Do you ever travel for food?
Yes, 100%. I go to Japan and Switzerland three times a year each—pre- and post- pandemic--and report regularly on the agriculture, restaurants and culture.
Do you enjoy creating budget-friendly meals?
Absolutely. Having worked in restaurants, I'm always thinking price-point, and I source my food. I’ve had food delivered from restaurant purveyors going back more than 20 years: Baldor’s, D’Artagnan, Lobel’s, Fulton Street Fish, Snake River, Oregon Mushrooms.

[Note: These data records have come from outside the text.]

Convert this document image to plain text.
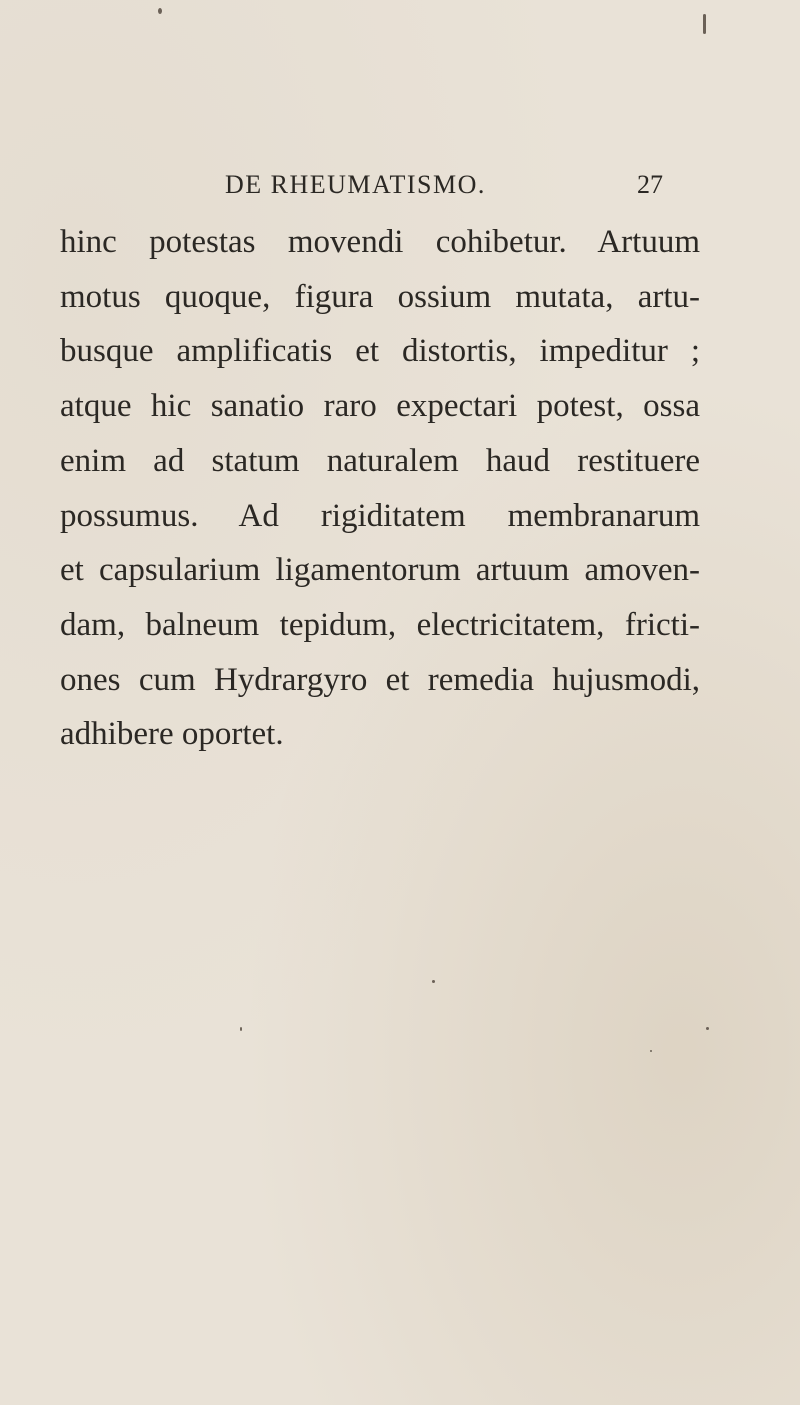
DE RHEUMATISMO.	27
hinc potestas movendi cohibetur. Artuum
motus quoque, figura ossium mutata, artu-
busque amplificatis et distortis, impeditur ;
atque hic sanatio raro expectari potest, ossa
enim ad statum naturalem haud restituere
possumus. Ad rigiditatem membranarum
et capsularium ligamentorum artuum amoven-
dam, balneum tepidum, electricitatem, fricti-
ones cum Hydrargyro et remedia hujusmodi,
adhibere oportet.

Do you focus on healthy food?
My wife is a primary care MD in Family Medicine at BMC and South Boston Community Health Center, so to be sure, it’s healthy here. On average: Fish 3-4 nights a week; chicken one-two nights; vegetarian 1-2 nights; beef 2 to 3x a month. Blue Moon: Pork, lamb, duck. I can cook decent Italian, Italian-American, southern US, Japanese, Swiss-German, and about 5-6 Chinese classics. A pound of butter and a dozen eggs last 6-8 weeks here; no cream; and cheese is a rarity.
Do you have any favorite cookbooks?
Any favorite kitchen products?
I use a food processor and a pressure cooker pretty much every night.
Do you have any favorite food writers?
Any favorite food travel destinations?
NYC and Japan.
Where do you turn for great food or food inspiration?
Going to a great restaurant makes me think of my limitations as a cook and how I might do better.
What do you eat when on deadline?
Dried fruit, hummus, a good Jamaican patty, pizza.
Anything else you would like to add about being a writer?
It helps enormously not to make yourself part of the story, and instead to create a platform or opportunity for those whose stories have not been told, and to have those stories told in their voices.